Understanding Triangle Trading Strategy

Understanding Triangle Trading Strategy

Tagged as: Forex Trading , Forex Trading

The Right Angle in Trading!

This strategy revolves around identifying different triangle patterns present on price charts, and performing trades with suitable type of contract. A trader who wants to implement this strategy must keep in mind:

He must be able to correctly trace and identify the triangle patterns present in a trend chart.

Different triangle patterns suggest trading with different binary option contracts. He must have knowledge of trading different types of trades to implement this strategy.

According to expiry times, there are two types of brokers. Turnkey platforms offer a fixed set of expiry times to choose from, while proprietary platforms allow you to customize expiry times according to your liking. This makes proprietary platforms more suitable for this strategy.

Finding the triangle patterns:

To identify a triangle, the first step is to correctly draw the trend lines that outline the borders of the triangle. There must be one trend line that connects higher ends of three candlesticks, and another trend line that passes through lower ends of three candlesticks. These two trend lines will become the upper and lower borders of the triangle pattern. For the first three types of triangles, these two lines will be converging, while the trend lines will diverge in case of broadening triangle. This is a manual process; there are some service providers that can do this work automatically for you. If you still like to do it manually, you can benefit from the online triangle patterns available through service providers for help.

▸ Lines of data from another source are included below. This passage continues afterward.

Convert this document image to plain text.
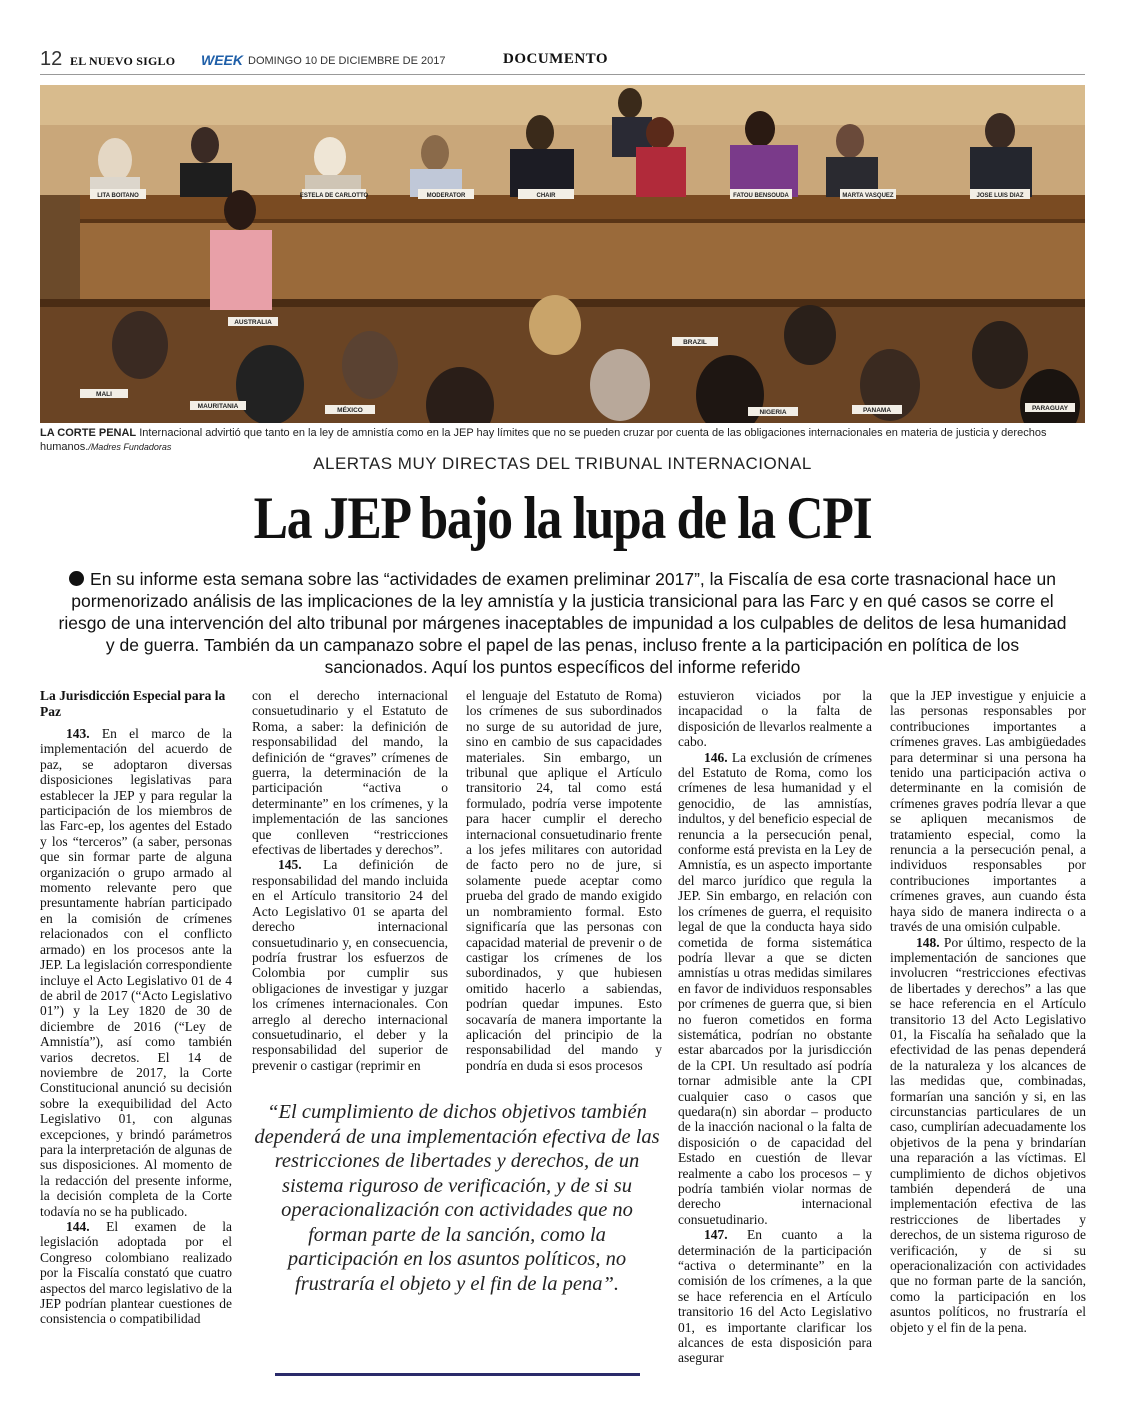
12 EL NUEVO SIGLO WEEK DOMINGO 10 DE DICIEMBRE DE 2017	DOCUMENTO
LITA BOITANO	ESTELA DE CARLOTTO	MODERATOR	CHAIR	FATOU BENSOUDA	MARTA VASQUEZ	JOSE LUIS DIAZ
AUSTRALIA
MALI
MAURITANIA
MÉXICO
BRAZIL
NIGERIA	PANAMA	PARAGUAY
LA CORTE PENAL Internacional advirtió que tanto en la ley de amnistía como en la JEP hay límites que no se pueden cruzar por cuenta de las obligaciones internacionales en materia de justicia y derechos humanos./Madres Fundadoras
ALERTAS MUY DIRECTAS DEL TRIBUNAL INTERNACIONAL
La JEP bajo la lupa de la CPI
En su informe esta semana sobre las “actividades de examen preliminar 2017”, la Fiscalía de esa corte trasnacional hace un pormenorizado análisis de las implicaciones de la ley amnistía y la justicia transicional para las Farc y en qué casos se corre el riesgo de una intervención del alto tribunal por márgenes inaceptables de impunidad a los culpables de delitos de lesa humanidad y de guerra. También da un campanazo sobre el papel de las penas, incluso frente a la participación en política de los sancionados. Aquí los puntos específicos del informe referido
La Jurisdicción Especial para la Paz

143. En el marco de la implementación del acuerdo de paz, se adoptaron diversas disposiciones legislativas para establecer la JEP y para regular la participación de los miembros de las Farc-ep, los agentes del Estado y los “terceros” (a saber, personas que sin formar parte de alguna organización o grupo armado al momento relevante pero que presuntamente habrían participado en la comisión de crímenes relacionados con el conflicto armado) en los procesos ante la JEP. La legislación correspondiente incluye el Acto Legislativo 01 de 4 de abril de 2017 (“Acto Legislativo 01”) y la Ley 1820 de 30 de diciembre de 2016 (“Ley de Amnistía”), así como también varios decretos. El 14 de noviembre de 2017, la Corte Constitucional anunció su decisión sobre la exequibilidad del Acto Legislativo 01, con algunas excepciones, y brindó parámetros para la interpretación de algunas de sus disposiciones. Al momento de la redacción del presente informe, la decisión completa de la Corte todavía no se ha publicado.

144. El examen de la legislación adoptada por el Congreso colombiano realizado por la Fiscalía constató que cuatro aspectos del marco legislativo de la JEP podrían plantear cuestiones de consistencia o compatibilidad

con el derecho internacional consuetudinario y el Estatuto de Roma, a saber: la definición de responsabilidad del mando, la definición de “graves” crímenes de guerra, la determinación de la participación “activa o determinante” en los crímenes, y la implementación de las sanciones que conlleven “restricciones efectivas de libertades y derechos”.

145. La definición de responsabilidad del mando incluida en el Artículo transitorio 24 del Acto Legislativo 01 se aparta del derecho internacional consuetudinario y, en consecuencia, podría frustrar los esfuerzos de Colombia por cumplir sus obligaciones de investigar y juzgar los crímenes internacionales. Con arreglo al derecho internacional consuetudinario, el deber y la responsabilidad del superior de prevenir o castigar (reprimir en

el lenguaje del Estatuto de Roma) los crímenes de sus subordinados no surge de su autoridad de jure, sino en cambio de sus capacidades materiales. Sin embargo, un tribunal que aplique el Artículo transitorio 24, tal como está formulado, podría verse impotente para hacer cumplir el derecho internacional consuetudinario frente a los jefes militares con autoridad de facto pero no de jure, si solamente puede aceptar como prueba del grado de mando exigido un nombramiento formal. Esto significaría que las personas con capacidad material de prevenir o de castigar los crímenes de los subordinados, y que hubiesen omitido hacerlo a sabiendas, podrían quedar impunes. Esto socavaría de manera importante la aplicación del principio de la responsabilidad del mando y pondría en duda si esos procesos

estuvieron viciados por la incapacidad o la falta de disposición de llevarlos realmente a cabo.

146. La exclusión de crímenes del Estatuto de Roma, como los crímenes de lesa humanidad y el genocidio, de las amnistías, indultos, y del beneficio especial de renuncia a la persecución penal, conforme está prevista en la Ley de Amnistía, es un aspecto importante del marco jurídico que regula la JEP. Sin embargo, en relación con los crímenes de guerra, el requisito legal de que la conducta haya sido cometida de forma sistemática podría llevar a que se dicten amnistías u otras medidas similares en favor de individuos responsables por crímenes de guerra que, si bien no fueron cometidos en forma sistemática, podrían no obstante estar abarcados por la jurisdicción de la CPI. Un resultado así podría tornar admisible ante la CPI cualquier caso o casos que quedara(n) sin abordar – producto de la inacción nacional o la falta de disposición o de capacidad del Estado en cuestión de llevar realmente a cabo los procesos – y podría también violar normas de derecho internacional consuetudinario.

147. En cuanto a la determinación de la participación “activa o determinante” en la comisión de los crímenes, a la que se hace referencia en el Artículo transitorio 16 del Acto Legislativo 01, es importante clarificar los alcances de esta disposición para asegurar

que la JEP investigue y enjuicie a las personas responsables por contribuciones importantes a crímenes graves. Las ambigüedades para determinar si una persona ha tenido una participación activa o determinante en la comisión de crímenes graves podría llevar a que se apliquen mecanismos de tratamiento especial, como la renuncia a la persecución penal, a individuos responsables por contribuciones importantes a crímenes graves, aun cuando ésta haya sido de manera indirecta o a través de una omisión culpable.

148. Por último, respecto de la implementación de sanciones que involucren “restricciones efectivas de libertades y derechos” a las que se hace referencia en el Artículo transitorio 13 del Acto Legislativo 01, la Fiscalía ha señalado que la efectividad de las penas dependerá de la naturaleza y los alcances de las medidas que, combinadas, formarían una sanción y si, en las circunstancias particulares de un caso, cumplirían adecuadamente los objetivos de la pena y brindarían una reparación a las víctimas. El cumplimiento de dichos objetivos también dependerá de una implementación efectiva de las restricciones de libertades y derechos, de un sistema riguroso de verificación, y de si su operacionalización con actividades que no forman parte de la sanción, como la participación en los asuntos políticos, no frustraría el objeto y el fin de la pena.

“El cumplimiento de dichos objetivos también dependerá de una implementación efectiva de las restricciones de libertades y derechos, de un sistema riguroso de verificación, y de si su operacionalización con actividades que no forman parte de la sanción, como la participación en los asuntos políticos, no frustraría el objeto y el fin de la pena”.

  • Symmetrical triangle: The trend lines will be converging towards each other in a symmetrical fashion. The price trend will break out of either the upper or lower trend line, if the trend breaks through the upper line, the trader must respond by making CALL contract immediately. Similarly the trader must make a PUT contract if the price trend breaks out through the lower trend line.
  • Ascending triangle: You can identify this pattern easily because the upper trend line will be horizontal, while the lower one will move with an upward slope to converge with former. If this pattern is found, the trader must place a CALL option just as the price trend breaks out from the horizontal upper line, and choose a place just above the same line for making a TOUCH trade.
  • Descending triangle: You can identify this pattern easily because the lower trend line will be horizontal, while the upper one will move with a downward slope to converge with former. The trader must place a PUT option just as the price trend breaks out from the horizontal lower line, and choose a place immediately below the same line for making a TOUCH trade.
  • Broadening triangle: The trend lines will b diverging from each other in a symmetrical fashion. The price trend will break out of either the upper or lower trend line, if the trend breaks through the upper line, the trader must respond by making CALL contract. Similarly the trader must make a PUT contract if the price trend breaks out through the lower trend line.

Expiry times: The trend lines will help you in setting up appropriate expiry times. As default, allow 8hrs minimum for CALL/PUT trades, while 48hrs for TOUCH option trades.